Еще один танк развернулся в нашу сторону. Из его пушки вырвалось пламя. Земля под нами задрожала, воздушной волной меня ударило о станину. По щиту застучали осколки.

Когда поднялась, вижу — Юшков держится правой рукой за голову, кровь проступает сквозь его пальцы и заливает глаза, но, пригнувшись к панораме, он опять прицеливается.

— Идите в санчасть! Здесь недалеко. — И, оттолкнув его от пушки, я встала за наводку.

Руки дрожали, тело сотрясала неприятная дрожь. Заглянув в стеклышко панорамы, увидела такое же перекрестие, как в прицельном приспособлении снайперской винтовки, которую я весной изучала на курсах. Прицелилась в ближайший танк. Поворотный механизм не слушался меня. Еще напряжение — и перекрестие панорамы поймало танк! Вот он уже совсем близко, двигается на соседнюю батарею, не замечая нас. Отчетливо виден был его грязный бок с крестом. «Не выпустить бы его только из перекрестия», — волновалась я. Выстрелила. Танк мгновенно окутался дымом, остановился. Не веря своим глазам, не слыша собственного голоса, я крикнула:

— Заряжайте скорее!

Мне казалось, что нужен еще выстрел, иначе железное чудовище оправится и пойдет на нас, и, когда снаряд втолкнули, я дала второй выстрел на том же прицеле.

Подбитый танк воспламенился. Из щелей повалил густой белый дым. Башенный люк поднялся, и из танка стали выскакивать немцы.
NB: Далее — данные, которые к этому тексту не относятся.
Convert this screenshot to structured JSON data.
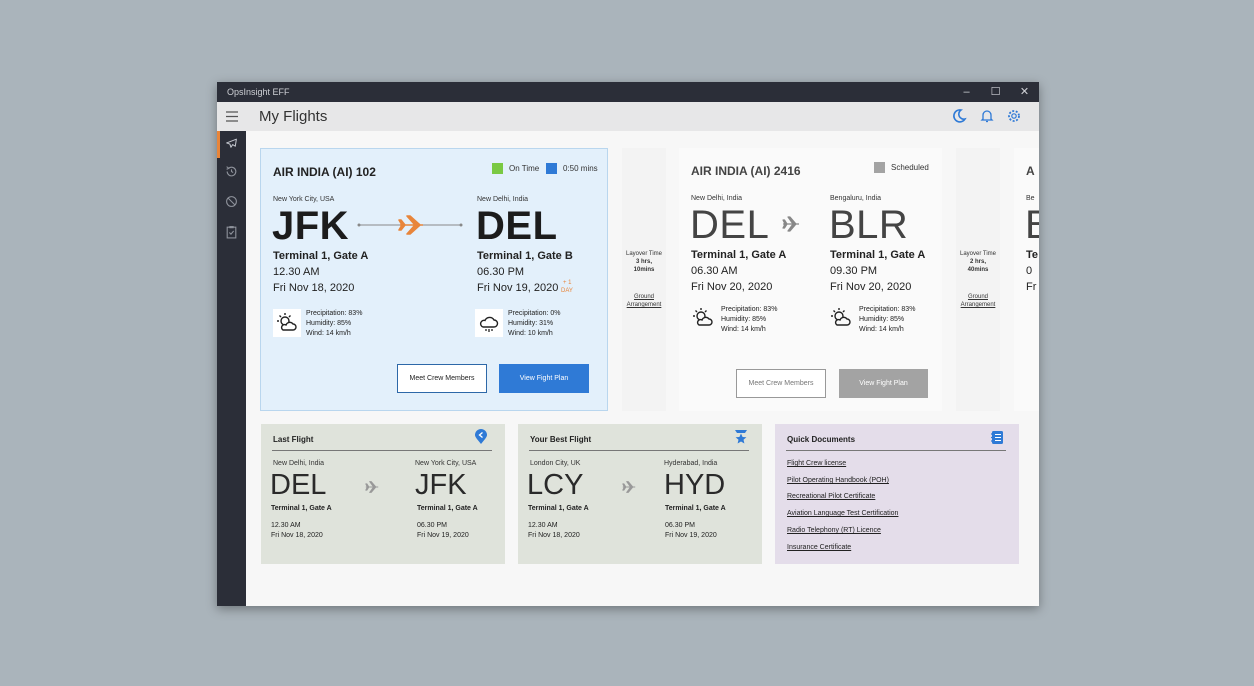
{
  "window": {
    "title": "OpsInsight EFF",
    "controls": [
      "–",
      "☐",
      "✕"
    ]
  },
  "header": {
    "title": "My Flights"
  },
  "sidebar": {
    "items": [
      "flights-icon",
      "history-icon",
      "blocked-icon",
      "checklist-icon"
    ]
  },
  "flights": [
    {
      "title": "AIR INDIA (AI) 102",
      "status": {
        "label": "On Time",
        "color": "#7ac943"
      },
      "delay": {
        "label": "0:50 mins",
        "color": "#2f7ad6"
      },
      "from": {
        "city": "New York City, USA",
        "code": "JFK",
        "terminal": "Terminal 1, Gate A",
        "time": "12.30 AM",
        "date": "Fri Nov 18, 2020",
        "weather": [
          "Precipitation: 83%",
          "Humidity: 85%",
          "Wind: 14 km/h"
        ]
      },
      "to": {
        "city": "New Delhi, India",
        "code": "DEL",
        "terminal": "Terminal 1, Gate B",
        "time": "06.30 PM",
        "date": "Fri Nov 19, 2020",
        "plus_day": "+ 1",
        "plus_day_unit": "DAY",
        "weather": [
          "Precipitation: 0%",
          "Humidity: 31%",
          "Wind: 10 km/h"
        ]
      },
      "buttons": {
        "crew": "Meet Crew Members",
        "plan": "View Fight Plan"
      }
    },
    {
      "title": "AIR INDIA (AI) 2416",
      "status": {
        "label": "Scheduled",
        "color": "#a3a3a3"
      },
      "from": {
        "city": "New Delhi, India",
        "code": "DEL",
        "terminal": "Terminal 1, Gate A",
        "time": "06.30 AM",
        "date": "Fri Nov 20, 2020",
        "weather": [
          "Precipitation: 83%",
          "Humidity: 85%",
          "Wind: 14 km/h"
        ]
      },
      "to": {
        "city": "Bengaluru, India",
        "code": "BLR",
        "terminal": "Terminal 1, Gate A",
        "time": "09.30 PM",
        "date": "Fri Nov 20, 2020",
        "weather": [
          "Precipitation: 83%",
          "Humidity: 85%",
          "Wind: 14 km/h"
        ]
      },
      "buttons": {
        "crew": "Meet Crew Members",
        "plan": "View Fight Plan"
      }
    }
  ],
  "layovers": [
    {
      "label": "Layover Time",
      "duration_1": "3 hrs,",
      "duration_2": "10mins",
      "link": "Ground Arrangement"
    },
    {
      "label": "Layover Time",
      "duration_1": "2 hrs,",
      "duration_2": "40mins",
      "link": "Ground Arrangement"
    }
  ],
  "partial_card": {
    "title": "A",
    "city": "Be",
    "code": "B",
    "terminal": "Te",
    "time": "0",
    "date": "Fr"
  },
  "last_flight": {
    "heading": "Last Flight",
    "from": {
      "city": "New Delhi, India",
      "code": "DEL",
      "terminal": "Terminal 1, Gate A",
      "time": "12.30 AM",
      "date": "Fri Nov 18, 2020"
    },
    "to": {
      "city": "New York City, USA",
      "code": "JFK",
      "terminal": "Terminal 1, Gate A",
      "time": "06.30 PM",
      "date": "Fri Nov 19, 2020"
    }
  },
  "best_flight": {
    "heading": "Your Best Flight",
    "from": {
      "city": "London City, UK",
      "code": "LCY",
      "terminal": "Terminal 1, Gate A",
      "time": "12.30 AM",
      "date": "Fri Nov 18, 2020"
    },
    "to": {
      "city": "Hyderabad, India",
      "code": "HYD",
      "terminal": "Terminal 1, Gate A",
      "time": "06.30 PM",
      "date": "Fri Nov 19, 2020"
    }
  },
  "quick_docs": {
    "heading": "Quick Documents",
    "links": [
      "Flight Crew license ",
      "Pilot Operating Handbook (POH)",
      "Recreational Pilot Certificate",
      "Aviation Language Test Certification",
      "Radio Telephony (RT) Licence",
      "Insurance Certificate"
    ]
  },
  "colors": {
    "accent": "#e8853a",
    "primary": "#2f7ad6",
    "sidebar": "#2b2e38"
  }
}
Позади зарокотали моторы. На поляну выходили наши танки. Они с места открыли огонь по фашистской пехоте и прижали ее к земле. Из-за леса гремели орудийные раскаты, и снаряды рвались в балке, откуда гитлеровцы бросили на нас пехоту и танки. Вскоре над балкой взвился клуб пламени и послышались оглушительные взрывы. По-видимому, наши артиллеристы подожгли бензохранилище и склад боеприпасов врага.

Противник засуетился. Танки его остановились, пехота залегла. В это время на огневой появился бледный, с перевязанной головой Юшков.